I spotted Titus a few feet behind me, and frowned when I saw that he had his hand against his forehead. My heart leapt. Was something wrong with him? What if the sirens cast a spell on him?

…we will kill the entire crew of your ship whether you are on land or not.

When I remembered Katrina’s last words, I shot toward him in a panic and grabbed his arm. “Are you okay?”

He looked at me with a startled expression. “Yes.”

A one word answer. There was something wrong with him. “You look sick.”

“It’s just the air.”

“Uh huh.” I narrowed my eyes. His forehead was sweaty, his face pallid—and I knew it wasn’t from the warm tropical weather of Nor. “Titus, what’s wrong?”

Before he could respond, Captain Patel called for us further down the pier, and Titus took off in that direction. Frustrated, I stomped after him, but every time I tried to inquire of his health, the blasted fiend avoided me.

Dang it, Titus! Just listen to me! I wanted to cry out, but I couldn’t. I saw too many people milling about the ramshackle streets past the pier, and I didn’t want to cause a scene. Various fishermen wearing chest-revealing vests avoided us politely as they moved about the pier.

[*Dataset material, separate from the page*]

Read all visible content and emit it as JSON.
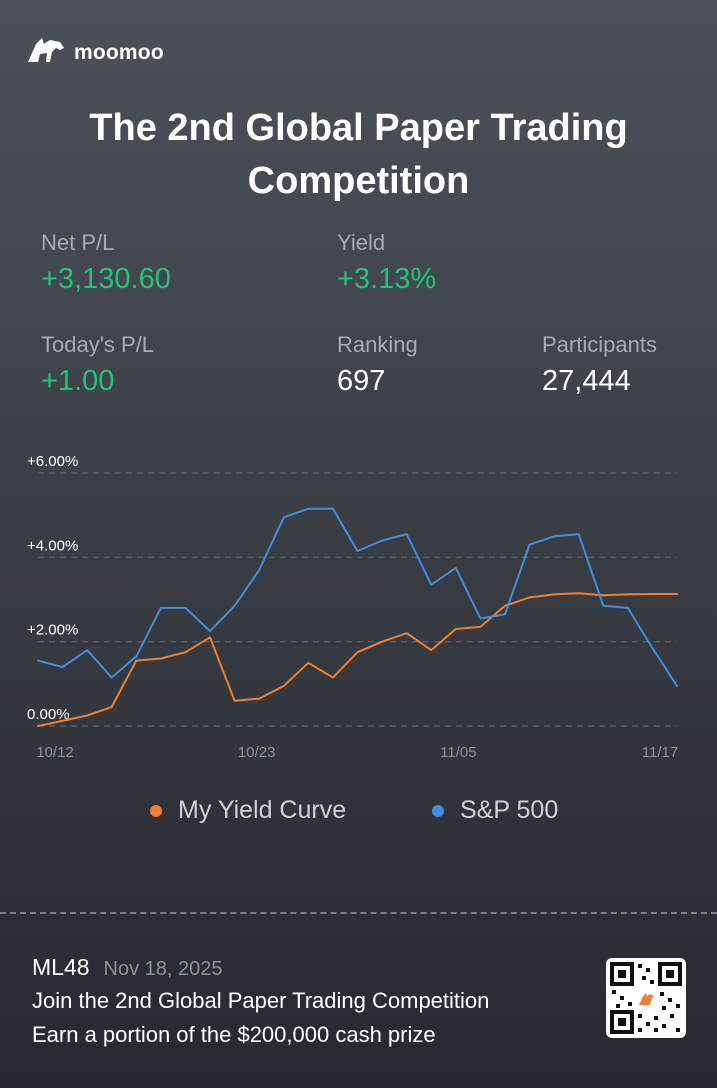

The wooden planks beneath us turned to gravel as we entered the city. I gaped in horror at the sight before me. People of all shapes, clothing, and appearances swarmed the streets of Atroph. Women wore colorful scarves and lavish jewelry, while men wore sleeveless shirts for the warm weather. Stray dogs bolted for the cover of dark alleys and stalls, barking their objections as we moved along.